Troy Hunt's Have I Been Pwned added two new ShinyHunters victims this week. Abrigo - a Texas-based fintech that builds risk, compliance, and lending software for thousands of US banks and credit unions - had 711,099 unique email addresses and 1.75 million records lifted from its Salesforce environment in April after refusing to pay the ransom. The Canada Life Assurance Company, one of Canada's largest insurers, had 237,810 accounts confirmed in HIBP from a separate ShinyHunters Salesforce breach. Both fit the pattern of the months-long ShinyHunters mass-extortion campaign that already hit Zara, Woflow, and Instructure, with stolen data sitting in third-party Salesforce tenants rather than the victims' core systems.

Check
Check whether your company has a customer or vendor relationship with Abrigo or Canada Life, search your corporate email domains against Have I Been Pwned, and audit Salesforce Connected Apps and OAuth tokens granted to third-party integrations.
Affected
Customers, lenders, and partners of Abrigo (US community banks, credit unions, lenders) and Canada Life (Canadian insurance, savings, and retirement clients). Any organization with broad Salesforce access for third-party connected apps.
Fix
Rotate Salesforce passwords and API tokens where compromise is suspected, revoke unused Connected Apps in Salesforce setup, enforce MFA on every Salesforce user, and warn affected staff to expect impersonation phishing using the leaked PII.

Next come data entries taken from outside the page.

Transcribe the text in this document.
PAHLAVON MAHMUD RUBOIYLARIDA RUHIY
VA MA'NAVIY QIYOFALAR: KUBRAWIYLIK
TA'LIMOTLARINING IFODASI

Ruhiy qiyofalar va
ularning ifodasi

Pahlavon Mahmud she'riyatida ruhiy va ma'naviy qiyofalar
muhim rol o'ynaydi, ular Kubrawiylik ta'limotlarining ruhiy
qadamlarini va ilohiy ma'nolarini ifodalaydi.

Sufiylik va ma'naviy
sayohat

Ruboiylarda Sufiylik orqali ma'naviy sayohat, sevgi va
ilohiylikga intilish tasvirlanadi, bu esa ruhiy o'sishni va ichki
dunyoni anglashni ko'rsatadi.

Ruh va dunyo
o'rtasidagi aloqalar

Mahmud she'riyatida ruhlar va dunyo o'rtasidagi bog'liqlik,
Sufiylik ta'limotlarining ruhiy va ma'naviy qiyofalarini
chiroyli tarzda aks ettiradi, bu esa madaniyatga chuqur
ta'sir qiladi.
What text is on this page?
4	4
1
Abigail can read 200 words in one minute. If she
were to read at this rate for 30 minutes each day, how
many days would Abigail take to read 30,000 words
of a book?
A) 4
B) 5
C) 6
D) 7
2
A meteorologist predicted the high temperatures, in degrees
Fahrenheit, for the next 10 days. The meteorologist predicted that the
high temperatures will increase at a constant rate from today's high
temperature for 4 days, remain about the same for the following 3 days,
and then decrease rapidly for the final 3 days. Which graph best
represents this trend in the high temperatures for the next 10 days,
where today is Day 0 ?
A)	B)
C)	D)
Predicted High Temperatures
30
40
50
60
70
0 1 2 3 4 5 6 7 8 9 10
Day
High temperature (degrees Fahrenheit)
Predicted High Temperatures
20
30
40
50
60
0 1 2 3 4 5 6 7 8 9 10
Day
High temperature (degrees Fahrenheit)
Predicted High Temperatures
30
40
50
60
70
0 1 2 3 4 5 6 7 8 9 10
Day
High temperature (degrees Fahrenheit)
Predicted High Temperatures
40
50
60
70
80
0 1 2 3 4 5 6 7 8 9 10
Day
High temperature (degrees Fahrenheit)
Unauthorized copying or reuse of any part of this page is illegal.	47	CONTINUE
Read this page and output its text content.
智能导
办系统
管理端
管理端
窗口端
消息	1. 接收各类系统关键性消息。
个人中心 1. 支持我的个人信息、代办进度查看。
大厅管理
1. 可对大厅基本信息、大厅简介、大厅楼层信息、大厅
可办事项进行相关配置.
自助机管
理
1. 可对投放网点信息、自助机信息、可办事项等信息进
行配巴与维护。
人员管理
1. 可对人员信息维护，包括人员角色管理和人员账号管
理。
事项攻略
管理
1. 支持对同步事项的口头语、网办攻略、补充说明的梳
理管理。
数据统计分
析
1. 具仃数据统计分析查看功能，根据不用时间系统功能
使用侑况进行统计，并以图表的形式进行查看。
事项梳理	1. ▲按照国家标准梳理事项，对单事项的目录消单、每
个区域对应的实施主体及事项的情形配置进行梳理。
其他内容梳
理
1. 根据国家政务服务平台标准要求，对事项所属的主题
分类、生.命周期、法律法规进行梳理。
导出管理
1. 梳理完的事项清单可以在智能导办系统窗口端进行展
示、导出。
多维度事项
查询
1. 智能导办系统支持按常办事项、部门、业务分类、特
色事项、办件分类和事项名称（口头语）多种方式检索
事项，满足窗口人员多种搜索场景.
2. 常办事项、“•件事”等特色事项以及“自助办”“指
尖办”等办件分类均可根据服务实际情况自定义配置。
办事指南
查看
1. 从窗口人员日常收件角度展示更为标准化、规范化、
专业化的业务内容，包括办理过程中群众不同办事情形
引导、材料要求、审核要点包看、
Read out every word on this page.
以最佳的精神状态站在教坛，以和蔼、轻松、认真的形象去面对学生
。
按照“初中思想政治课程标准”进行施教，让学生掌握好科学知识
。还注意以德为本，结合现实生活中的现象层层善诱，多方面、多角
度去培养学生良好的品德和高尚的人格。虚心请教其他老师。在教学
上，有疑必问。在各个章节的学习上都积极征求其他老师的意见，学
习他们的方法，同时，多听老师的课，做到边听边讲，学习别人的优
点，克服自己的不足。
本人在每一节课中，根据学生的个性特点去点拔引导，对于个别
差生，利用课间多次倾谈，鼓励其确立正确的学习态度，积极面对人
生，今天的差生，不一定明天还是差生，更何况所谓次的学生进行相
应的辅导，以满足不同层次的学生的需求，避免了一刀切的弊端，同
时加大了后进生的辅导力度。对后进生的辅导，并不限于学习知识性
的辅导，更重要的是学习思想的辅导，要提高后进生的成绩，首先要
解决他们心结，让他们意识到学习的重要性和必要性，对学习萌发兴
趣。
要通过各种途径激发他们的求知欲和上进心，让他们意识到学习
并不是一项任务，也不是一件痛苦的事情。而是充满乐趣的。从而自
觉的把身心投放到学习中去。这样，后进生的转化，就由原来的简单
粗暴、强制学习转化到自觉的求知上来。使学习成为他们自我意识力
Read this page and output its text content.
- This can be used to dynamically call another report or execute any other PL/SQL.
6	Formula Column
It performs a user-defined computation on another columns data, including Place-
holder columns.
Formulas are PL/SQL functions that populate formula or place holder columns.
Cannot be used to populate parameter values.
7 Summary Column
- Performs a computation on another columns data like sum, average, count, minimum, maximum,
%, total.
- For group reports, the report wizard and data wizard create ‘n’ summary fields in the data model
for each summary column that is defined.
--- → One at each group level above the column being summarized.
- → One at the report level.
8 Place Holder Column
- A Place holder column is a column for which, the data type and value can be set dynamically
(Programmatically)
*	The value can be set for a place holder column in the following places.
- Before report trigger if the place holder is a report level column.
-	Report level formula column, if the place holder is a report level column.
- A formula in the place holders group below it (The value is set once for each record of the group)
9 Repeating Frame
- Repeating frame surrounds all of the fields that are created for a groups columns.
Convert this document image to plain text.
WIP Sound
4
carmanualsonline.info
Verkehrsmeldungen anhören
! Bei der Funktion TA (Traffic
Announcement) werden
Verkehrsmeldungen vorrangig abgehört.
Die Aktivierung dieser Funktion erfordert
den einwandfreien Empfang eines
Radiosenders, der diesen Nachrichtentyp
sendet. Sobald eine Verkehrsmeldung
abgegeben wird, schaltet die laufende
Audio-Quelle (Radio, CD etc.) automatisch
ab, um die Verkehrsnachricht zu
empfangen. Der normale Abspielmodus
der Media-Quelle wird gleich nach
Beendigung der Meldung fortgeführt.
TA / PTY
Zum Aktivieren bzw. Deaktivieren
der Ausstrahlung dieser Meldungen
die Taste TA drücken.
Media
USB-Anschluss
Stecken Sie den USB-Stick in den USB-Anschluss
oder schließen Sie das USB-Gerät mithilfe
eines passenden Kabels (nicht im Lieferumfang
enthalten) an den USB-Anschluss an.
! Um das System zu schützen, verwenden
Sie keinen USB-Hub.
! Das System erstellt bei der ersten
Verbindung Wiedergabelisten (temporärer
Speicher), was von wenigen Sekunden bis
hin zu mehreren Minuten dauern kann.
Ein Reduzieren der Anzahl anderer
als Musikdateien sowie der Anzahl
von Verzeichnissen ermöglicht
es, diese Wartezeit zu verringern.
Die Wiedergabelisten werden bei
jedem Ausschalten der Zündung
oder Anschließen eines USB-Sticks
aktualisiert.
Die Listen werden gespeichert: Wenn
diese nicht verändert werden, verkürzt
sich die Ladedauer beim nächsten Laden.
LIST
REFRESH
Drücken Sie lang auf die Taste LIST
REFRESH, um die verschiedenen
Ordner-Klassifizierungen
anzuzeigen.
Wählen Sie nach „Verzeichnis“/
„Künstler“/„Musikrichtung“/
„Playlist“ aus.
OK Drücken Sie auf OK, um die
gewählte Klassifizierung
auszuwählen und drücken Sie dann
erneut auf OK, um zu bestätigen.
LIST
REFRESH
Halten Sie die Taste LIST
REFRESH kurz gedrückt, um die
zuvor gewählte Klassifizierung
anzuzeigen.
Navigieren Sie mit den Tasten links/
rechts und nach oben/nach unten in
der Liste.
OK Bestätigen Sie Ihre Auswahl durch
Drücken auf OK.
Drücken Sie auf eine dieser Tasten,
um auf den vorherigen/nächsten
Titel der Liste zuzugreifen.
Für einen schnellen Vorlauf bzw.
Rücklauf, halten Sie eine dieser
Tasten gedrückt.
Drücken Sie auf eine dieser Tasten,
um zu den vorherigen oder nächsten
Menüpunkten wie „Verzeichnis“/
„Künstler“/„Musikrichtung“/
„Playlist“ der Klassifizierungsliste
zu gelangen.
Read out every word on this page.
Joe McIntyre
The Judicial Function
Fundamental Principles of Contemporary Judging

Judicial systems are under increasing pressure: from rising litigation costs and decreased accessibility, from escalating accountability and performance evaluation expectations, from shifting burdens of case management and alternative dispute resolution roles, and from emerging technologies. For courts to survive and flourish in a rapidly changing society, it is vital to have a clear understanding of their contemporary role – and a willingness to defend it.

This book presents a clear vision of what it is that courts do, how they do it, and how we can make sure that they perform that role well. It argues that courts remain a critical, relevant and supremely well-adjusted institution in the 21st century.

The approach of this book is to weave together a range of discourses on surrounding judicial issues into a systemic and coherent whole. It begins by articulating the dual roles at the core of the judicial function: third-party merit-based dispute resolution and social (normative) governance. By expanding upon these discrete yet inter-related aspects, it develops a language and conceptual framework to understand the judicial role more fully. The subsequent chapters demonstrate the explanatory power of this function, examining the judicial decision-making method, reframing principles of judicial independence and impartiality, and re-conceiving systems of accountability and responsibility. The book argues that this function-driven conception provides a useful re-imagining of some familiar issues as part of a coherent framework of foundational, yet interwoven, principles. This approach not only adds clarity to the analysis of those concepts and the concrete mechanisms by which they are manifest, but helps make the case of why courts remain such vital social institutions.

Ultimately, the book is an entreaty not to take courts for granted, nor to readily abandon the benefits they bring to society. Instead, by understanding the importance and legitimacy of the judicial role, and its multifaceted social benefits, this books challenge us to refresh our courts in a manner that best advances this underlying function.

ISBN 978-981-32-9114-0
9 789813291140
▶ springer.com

Instructure confirms ShinyHunters used Canvas XSS flaws to deface school login portals and pressure ransom

Instructure confirms that ShinyHunters exploited multiple cross-site scripting flaws in Canvas to deface school login portals on May 7, demanding the company and individual schools negotiate ransom by May 12. The flaws are in user-generated-content features of the free Free-for-Teacher Canvas environment and let the attacker grab authenticated admin sessions. This was a second hit following the original breach disclosed a week earlier that ShinyHunters claims netted 3.6 terabytes covering 8,809 educational organizations and 275 million student, teacher, and staff records. Instructure has taken Free-for-Teacher offline and applied additional safeguards; main Canvas has been restored since May 9.

Check
If your school uses Canvas, check whether students or staff saw the defaced login page on May 7. Review browser logs for any extension that interacted with injected ransom content.
Affected
Canvas instances accessed through the Free-for-Teacher environment between May 7 and Instructure taking it offline. The exploited cross-site scripting flaws sit in user-generated-content features that allowed JavaScript injection. Schools and universities running the paid Canvas LMS are also exposed to the underlying data breach that ShinyHunters used for extortion leverage.
Fix
Wait for Instructure's official statement on which XSS vulnerabilities were exploited and when Free-for-Teacher returns. For paid Canvas tenants, assume usernames, email addresses, course names, enrollment information, and direct messages were part of the 3.6TB leak and treat affected accounts as phishing targets. Force-rotate any API tokens issued for Canvas integrations and audit external integrations that accepted user-generated content.